I would disagree heavily with the idea that anakin is anywhere near compassionate — and now we’re getting into the ‘active choices’ I mentioned earlier. He murdered children and committed genocide. Intentionally. On two separate occasions. This automatically means that he is not a good person — and yes, I would apply this logic to any other character in any other fandom.

There was, functionally, nothing keeping anakin with the Jedi. Even Count Dooku was friendly with the High Council after leaving them, all the way until he started a galactic war. The Jedi are forgiving, and they would have supported his choice to leave them if he could not handle their life.

It’s also important to note that being a Jedi is, essentially, a religion. No one is forced into it — they adopt children **with their parent’s permission** (Qui Gon asks Shmi before he brings up the possibility to anakin), but if those children grow up and choose to leave the Order, there are no negative consequences.

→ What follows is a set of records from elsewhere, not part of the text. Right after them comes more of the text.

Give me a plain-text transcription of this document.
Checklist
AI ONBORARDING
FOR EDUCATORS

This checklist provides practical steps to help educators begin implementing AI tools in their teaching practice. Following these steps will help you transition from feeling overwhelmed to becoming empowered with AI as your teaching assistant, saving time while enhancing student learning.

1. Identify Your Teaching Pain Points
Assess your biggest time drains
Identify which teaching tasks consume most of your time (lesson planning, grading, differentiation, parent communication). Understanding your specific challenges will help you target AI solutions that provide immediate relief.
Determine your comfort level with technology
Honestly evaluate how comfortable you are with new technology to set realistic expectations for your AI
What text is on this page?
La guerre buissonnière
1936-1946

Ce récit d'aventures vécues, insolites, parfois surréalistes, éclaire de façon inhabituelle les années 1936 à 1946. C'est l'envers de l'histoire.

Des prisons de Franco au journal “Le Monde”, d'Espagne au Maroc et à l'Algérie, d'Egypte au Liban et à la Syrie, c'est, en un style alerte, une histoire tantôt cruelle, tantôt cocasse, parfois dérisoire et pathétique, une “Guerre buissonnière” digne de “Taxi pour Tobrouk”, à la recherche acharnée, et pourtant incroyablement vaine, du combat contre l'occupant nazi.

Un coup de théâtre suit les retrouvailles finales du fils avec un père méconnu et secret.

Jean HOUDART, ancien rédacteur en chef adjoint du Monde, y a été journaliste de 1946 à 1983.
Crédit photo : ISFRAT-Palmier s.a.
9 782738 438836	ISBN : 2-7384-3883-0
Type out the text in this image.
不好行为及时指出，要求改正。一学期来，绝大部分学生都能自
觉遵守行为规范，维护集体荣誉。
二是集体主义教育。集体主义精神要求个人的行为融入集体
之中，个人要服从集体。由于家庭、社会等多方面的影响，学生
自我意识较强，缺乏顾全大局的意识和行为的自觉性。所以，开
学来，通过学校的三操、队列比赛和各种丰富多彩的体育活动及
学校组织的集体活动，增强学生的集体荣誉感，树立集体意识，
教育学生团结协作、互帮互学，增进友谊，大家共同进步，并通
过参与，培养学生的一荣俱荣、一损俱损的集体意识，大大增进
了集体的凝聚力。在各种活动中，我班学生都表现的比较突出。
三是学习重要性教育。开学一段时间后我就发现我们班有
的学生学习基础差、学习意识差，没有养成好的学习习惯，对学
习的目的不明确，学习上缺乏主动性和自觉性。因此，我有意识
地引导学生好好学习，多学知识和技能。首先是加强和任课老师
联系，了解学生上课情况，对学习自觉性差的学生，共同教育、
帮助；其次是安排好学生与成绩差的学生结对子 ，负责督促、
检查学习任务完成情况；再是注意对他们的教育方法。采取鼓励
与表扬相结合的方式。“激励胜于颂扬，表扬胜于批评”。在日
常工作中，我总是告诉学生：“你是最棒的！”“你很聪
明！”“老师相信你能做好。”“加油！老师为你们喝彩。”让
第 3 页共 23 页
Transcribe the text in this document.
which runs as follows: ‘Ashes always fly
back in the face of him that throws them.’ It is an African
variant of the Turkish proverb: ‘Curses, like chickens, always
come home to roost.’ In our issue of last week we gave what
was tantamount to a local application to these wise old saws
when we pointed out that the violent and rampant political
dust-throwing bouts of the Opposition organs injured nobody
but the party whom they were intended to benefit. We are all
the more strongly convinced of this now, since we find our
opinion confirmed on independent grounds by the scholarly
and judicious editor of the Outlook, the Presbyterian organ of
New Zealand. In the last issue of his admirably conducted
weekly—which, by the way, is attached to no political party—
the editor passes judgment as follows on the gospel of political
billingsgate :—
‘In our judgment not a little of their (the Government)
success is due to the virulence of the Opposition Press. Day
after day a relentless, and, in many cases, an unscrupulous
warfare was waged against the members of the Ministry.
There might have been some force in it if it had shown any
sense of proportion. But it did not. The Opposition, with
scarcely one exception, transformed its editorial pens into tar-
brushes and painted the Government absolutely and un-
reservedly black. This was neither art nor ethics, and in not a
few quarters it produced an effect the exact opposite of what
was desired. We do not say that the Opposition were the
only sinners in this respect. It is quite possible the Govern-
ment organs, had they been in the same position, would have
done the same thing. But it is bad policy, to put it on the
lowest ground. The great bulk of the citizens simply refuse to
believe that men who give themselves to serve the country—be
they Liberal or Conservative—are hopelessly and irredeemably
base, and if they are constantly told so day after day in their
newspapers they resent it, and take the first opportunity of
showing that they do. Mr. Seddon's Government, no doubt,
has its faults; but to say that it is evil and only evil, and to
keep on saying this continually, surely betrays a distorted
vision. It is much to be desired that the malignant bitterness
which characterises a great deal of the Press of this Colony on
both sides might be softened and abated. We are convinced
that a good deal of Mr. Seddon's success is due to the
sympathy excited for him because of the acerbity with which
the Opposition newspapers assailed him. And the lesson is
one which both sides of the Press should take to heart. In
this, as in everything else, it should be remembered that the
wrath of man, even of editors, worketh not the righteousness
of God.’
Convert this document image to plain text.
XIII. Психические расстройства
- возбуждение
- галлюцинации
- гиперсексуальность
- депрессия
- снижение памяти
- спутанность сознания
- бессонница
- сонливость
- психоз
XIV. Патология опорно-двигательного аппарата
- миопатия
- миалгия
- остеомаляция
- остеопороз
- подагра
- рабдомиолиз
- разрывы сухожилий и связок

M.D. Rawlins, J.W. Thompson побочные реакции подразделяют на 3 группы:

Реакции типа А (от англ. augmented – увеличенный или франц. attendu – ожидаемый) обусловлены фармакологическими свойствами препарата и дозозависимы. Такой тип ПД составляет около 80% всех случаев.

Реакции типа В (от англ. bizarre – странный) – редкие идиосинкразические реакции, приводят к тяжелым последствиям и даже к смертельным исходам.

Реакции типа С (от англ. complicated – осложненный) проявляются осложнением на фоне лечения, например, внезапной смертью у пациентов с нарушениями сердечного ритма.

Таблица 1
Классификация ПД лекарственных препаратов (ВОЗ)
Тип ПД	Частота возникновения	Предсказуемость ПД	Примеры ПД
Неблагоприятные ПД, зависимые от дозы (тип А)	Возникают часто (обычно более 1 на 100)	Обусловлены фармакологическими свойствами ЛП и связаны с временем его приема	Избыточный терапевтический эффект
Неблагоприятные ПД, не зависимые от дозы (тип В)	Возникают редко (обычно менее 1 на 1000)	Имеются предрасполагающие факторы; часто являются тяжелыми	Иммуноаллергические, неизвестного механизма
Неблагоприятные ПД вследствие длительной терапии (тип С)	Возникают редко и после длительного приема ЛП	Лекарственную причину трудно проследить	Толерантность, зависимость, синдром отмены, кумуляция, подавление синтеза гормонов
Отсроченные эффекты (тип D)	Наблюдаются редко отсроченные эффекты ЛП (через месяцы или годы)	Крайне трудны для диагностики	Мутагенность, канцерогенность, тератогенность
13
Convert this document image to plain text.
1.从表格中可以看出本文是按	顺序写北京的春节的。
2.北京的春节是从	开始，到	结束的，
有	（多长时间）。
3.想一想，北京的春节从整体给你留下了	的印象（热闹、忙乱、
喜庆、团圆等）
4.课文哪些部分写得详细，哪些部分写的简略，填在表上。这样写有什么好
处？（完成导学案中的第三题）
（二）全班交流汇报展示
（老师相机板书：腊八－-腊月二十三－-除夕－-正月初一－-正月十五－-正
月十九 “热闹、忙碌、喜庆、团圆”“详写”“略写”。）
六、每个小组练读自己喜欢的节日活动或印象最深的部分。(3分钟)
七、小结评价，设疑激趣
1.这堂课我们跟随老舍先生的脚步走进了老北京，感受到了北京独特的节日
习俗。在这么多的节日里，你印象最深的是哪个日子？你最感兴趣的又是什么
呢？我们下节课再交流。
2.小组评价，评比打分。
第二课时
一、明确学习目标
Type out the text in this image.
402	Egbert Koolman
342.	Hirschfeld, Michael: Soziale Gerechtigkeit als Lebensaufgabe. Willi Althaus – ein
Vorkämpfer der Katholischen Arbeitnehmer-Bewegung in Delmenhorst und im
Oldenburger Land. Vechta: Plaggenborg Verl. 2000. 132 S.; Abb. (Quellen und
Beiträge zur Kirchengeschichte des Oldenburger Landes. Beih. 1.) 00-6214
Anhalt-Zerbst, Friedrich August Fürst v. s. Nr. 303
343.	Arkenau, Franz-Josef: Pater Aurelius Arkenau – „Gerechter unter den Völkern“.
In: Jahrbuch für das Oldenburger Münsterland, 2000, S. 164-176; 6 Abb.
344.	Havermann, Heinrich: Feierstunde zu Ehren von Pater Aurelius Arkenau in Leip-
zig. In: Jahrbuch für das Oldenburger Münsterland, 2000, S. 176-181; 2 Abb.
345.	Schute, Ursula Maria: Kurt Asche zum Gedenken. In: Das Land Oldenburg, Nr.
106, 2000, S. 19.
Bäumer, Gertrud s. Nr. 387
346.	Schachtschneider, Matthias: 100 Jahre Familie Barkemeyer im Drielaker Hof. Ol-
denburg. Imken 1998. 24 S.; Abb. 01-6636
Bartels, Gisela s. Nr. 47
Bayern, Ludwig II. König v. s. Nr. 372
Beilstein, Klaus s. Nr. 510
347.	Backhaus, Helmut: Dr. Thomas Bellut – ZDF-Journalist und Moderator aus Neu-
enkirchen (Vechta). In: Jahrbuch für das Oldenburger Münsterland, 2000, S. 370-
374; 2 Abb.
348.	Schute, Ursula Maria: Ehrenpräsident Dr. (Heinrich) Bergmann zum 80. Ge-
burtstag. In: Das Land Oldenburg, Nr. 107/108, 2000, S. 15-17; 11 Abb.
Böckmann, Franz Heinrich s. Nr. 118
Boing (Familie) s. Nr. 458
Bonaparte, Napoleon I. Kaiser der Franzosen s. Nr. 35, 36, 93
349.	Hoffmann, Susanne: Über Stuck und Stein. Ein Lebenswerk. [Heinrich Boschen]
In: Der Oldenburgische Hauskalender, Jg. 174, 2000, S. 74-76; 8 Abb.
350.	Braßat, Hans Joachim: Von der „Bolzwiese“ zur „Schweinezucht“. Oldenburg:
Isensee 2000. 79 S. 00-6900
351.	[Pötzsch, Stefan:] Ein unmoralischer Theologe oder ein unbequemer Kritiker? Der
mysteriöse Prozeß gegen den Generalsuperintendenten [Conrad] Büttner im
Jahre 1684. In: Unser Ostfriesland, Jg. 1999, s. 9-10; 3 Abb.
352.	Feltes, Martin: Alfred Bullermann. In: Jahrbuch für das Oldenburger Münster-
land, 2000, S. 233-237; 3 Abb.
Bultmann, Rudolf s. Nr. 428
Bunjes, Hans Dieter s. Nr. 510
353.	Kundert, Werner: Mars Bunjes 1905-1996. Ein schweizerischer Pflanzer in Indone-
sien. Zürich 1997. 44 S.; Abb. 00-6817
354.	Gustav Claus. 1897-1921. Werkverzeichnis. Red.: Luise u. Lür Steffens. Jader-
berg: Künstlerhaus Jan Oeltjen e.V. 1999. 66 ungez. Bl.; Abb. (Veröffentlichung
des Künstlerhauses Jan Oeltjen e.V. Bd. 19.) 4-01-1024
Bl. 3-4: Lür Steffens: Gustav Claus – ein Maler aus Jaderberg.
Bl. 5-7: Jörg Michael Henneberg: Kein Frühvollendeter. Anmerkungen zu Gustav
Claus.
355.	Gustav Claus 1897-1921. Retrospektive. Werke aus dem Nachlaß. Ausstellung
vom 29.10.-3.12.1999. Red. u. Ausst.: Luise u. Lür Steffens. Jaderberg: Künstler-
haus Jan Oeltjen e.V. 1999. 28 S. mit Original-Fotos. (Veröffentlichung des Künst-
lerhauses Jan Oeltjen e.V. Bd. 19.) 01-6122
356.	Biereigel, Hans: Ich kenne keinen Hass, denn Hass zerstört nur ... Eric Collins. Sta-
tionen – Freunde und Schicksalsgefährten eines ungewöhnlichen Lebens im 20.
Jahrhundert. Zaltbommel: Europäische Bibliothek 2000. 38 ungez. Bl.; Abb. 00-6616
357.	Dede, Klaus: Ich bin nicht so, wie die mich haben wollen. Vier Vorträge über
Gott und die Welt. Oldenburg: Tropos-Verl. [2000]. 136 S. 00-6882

Anakin couldn’t handle being a Jedi, so he should have left. That discipline isn’t for everyone, and that’s okay, but it’s not on the Jedi to change their entire religion for one person.

To the Anti-Anakin/Pro-Jedi Crowd

Pt. 2/3 of It's Okay to Love the Jedi and Anakin at the Same Time

(Pt. 1 –> here, an angry ask about this post –> here, Pt. 3 –> here)

I think you often forget how Anakin basically had to make a life altering choice when he was 9 years old. Anakin was incredibly intelligent and mature for his age, but at the end of the day he could not fully grasp the weight of his choice until he was much older.

I think– because The Phantom Menace is rated PG– it's easy to forget how horrible it is to be a slave on Tatooine. By the time Anakin is 9 years old, he has endured countless beatings at the hands of someone who literally owned him.

This is inherently traumatizing.

Leaving his mother is traumatizing.

Becoming a Jedi while his mother has to remain a slave is traumatizing. And this incredibly compassionate kid has to deal with that somehow.

Anakin was exceptional, and yet the Jedi were only really willing to make one exception for Anakin: allowing him to train as a Jedi even though he wasn't raised at the Temple. EVEN THOUGH THEY DECIDED THEY WANTED HIM TO BECOME A JEDI.

The moment the Jedi Council decided that Anakin should be allowed to train as a Jedi, they should have understood that an exceptional case must come with exceptional measures.

Instead, they expected him to perfectly conform to the Jedi, even when he was not raised as one. They expected him to interpret every lesson and piece of advice the way almost every other Jedi could, seemingly not realizing that-- because of Anakin's childhood-- he was automatically going to see the world a bit differently and interpret things differently. The Jedi pretty much refused to acknowledge his unique (and deeply traumatic past) in the hopes that Anakin would "let it go."

They should have freed his mother. They should have allowed him to see his mother. He was raised by her, it's not like he was going to unlearn attachment– which is partly what they were concerned about, I get it.

However, Anakin was never going to be like every other Jedi. And the Council should have rejoiced in this.

They should have worked harder to understand him, instead of trying to turn him into the perfect Jedi.

Even in the face of all of this, he became one of the greatest Jedi ever known.

Few Jedi were as powerful as Anakin, few Jedi were as wise as Anakin (especially at his age), and few were as truly caring and compassionate.